InsurGrid thrust me into the world of Midwestern insurance agents.

Selling insurance was a specialized, time-consuming, and exhausting job. Most insurance policies were underwritten with a “declaration page,” which needed to be renewed annually.

During renewal season, life became very difficult for insurance agents. While their profession relied on upselling, the majority of an agent’s time was occupied by chasing down existing clients for policy renewals.

InsurGrid’s goal was to provide an easily accessible client database for agents; a unified tool that let agents catalog their clients and keep track of their policies.

When I joined InsurGrid, both the product and its marketing had UX pain points.

Improving the product UX was straightforward – the core functionalities worked well, the CEO trusted the design team to make design decisions. I studied essential use cases to understand the flow, then worked with product designers to reduce friction.

Several iterations later, our product had met pivotal user needs: agents could track their clients’ insurance status through a simple interface; renewal of “dec pages” only took four button presses.

Communicating the usefulness of our product was a more interesting challenge.

I conducted user interviews, and the results echoed my own opinion: our landing page felt generic and opaque; insurance agents could scroll through our entire site (they didn’t) and still not understand the product offering, much less trust their livelihood to our services.

In short, we needed to gain user trust.

My content solution focused on two elements: product screenshots and strong testimonials.

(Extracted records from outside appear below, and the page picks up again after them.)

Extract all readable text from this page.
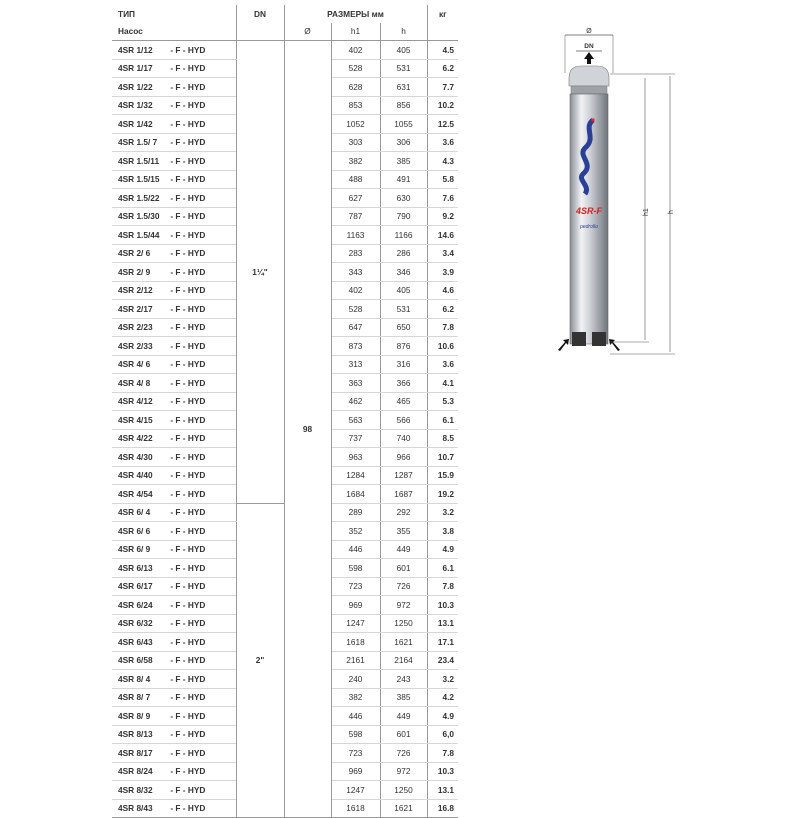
ТИП	DN	РАЗМЕРЫ мм			кг
Насос		Ø	h1	h	
4SR 1/12 - F - HYD	1¼"	98	402	405	4.5
4SR 1/17 - F - HYD			528	531	6.2
4SR 1/22 - F - HYD			628	631	7.7
4SR 1/32 - F - HYD			853	856	10.2
4SR 1/42 - F - HYD			1052	1055	12.5
4SR 1.5/ 7 - F - HYD			303	306	3.6
4SR 1.5/11 - F - HYD			382	385	4.3
4SR 1.5/15 - F - HYD			488	491	5.8
4SR 1.5/22 - F - HYD			627	630	7.6
4SR 1.5/30 - F - HYD			787	790	9.2
4SR 1.5/44 - F - HYD			1163	1166	14.6
4SR 2/ 6 - F - HYD			283	286	3.4
4SR 2/ 9 - F - HYD			343	346	3.9
4SR 2/12 - F - HYD			402	405	4.6
4SR 2/17 - F - HYD			528	531	6.2
4SR 2/23 - F - HYD			647	650	7.8
4SR 2/33 - F - HYD			873	876	10.6
4SR 4/ 6 - F - HYD			313	316	3.6
4SR 4/ 8 - F - HYD			363	366	4.1
4SR 4/12 - F - HYD			462	465	5.3
4SR 4/15 - F - HYD			563	566	6.1
4SR 4/22 - F - HYD			737	740	8.5
4SR 4/30 - F - HYD			963	966	10.7
4SR 4/40 - F - HYD			1284	1287	15.9
4SR 4/54 - F - HYD			1684	1687	19.2
4SR 6/ 4 - F - HYD	2"		289	292	3.2
4SR 6/ 6 - F - HYD			352	355	3.8
4SR 6/ 9 - F - HYD			446	449	4.9
4SR 6/13 - F - HYD			598	601	6.1
4SR 6/17 - F - HYD			723	726	7.8
4SR 6/24 - F - HYD			969	972	10.3
4SR 6/32 - F - HYD			1247	1250	13.1
4SR 6/43 - F - HYD			1618	1621	17.1
4SR 6/58 - F - HYD			2161	2164	23.4
4SR 8/ 4 - F - HYD			240	243	3.2
4SR 8/ 7 - F - HYD			382	385	4.2
4SR 8/ 9 - F - HYD			446	449	4.9
4SR 8/13 - F - HYD			598	601	6,0
4SR 8/17 - F - HYD			723	726	7.8
4SR 8/24 - F - HYD			969	972	10.3
4SR 8/32 - F - HYD			1247	1250	13.1
4SR 8/43 - F - HYD			1618	1621	16.8
Ø
DN
4SR-F
pedrollo
h1	h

This is how I advocated my rationale to senior stakeholders:

  • Our core service declutters an insurance agent’s job; our new product interface is free of clutter – we should display product screenshots prominently.
  • We can encourage purchase decisions by helping users understand what they’re buying. Showing product screenshots makes our product tangible.
  • For a product with a wide-ranging target audience, testimonials aren’t very effective – they tend to speak to a certain slice of the audience. But our target audience is exclusively insurance industry professionals, this adds significant weight to testimonials by their peers.
  • Collecting testimonials isn’t costly. We can reach out to our existing user base and offer a small incentive, if they could take some time and record a product feedback – we already do this for user interviews. However, unlike for interviews, we can give prompts that would result in positive feedback.

Stakeholders agreed with my rationale, and we set out to improve the landing page.

We showed numerous product screenshots immediately below the fold:

We also added a testimonial page, filled to the brim with user stories. All stories were accompanied by videos which, upon our request, our users kindly made; insurance agents from all across the country spoke into the webcam about their positive experiences with our service:

These measures lifted conversion significantly. Additionally, I conducted further user interviews (focusing on the landing page) after deployment, and feedback regarding trustworthiness and comprehension of product features was much more positive.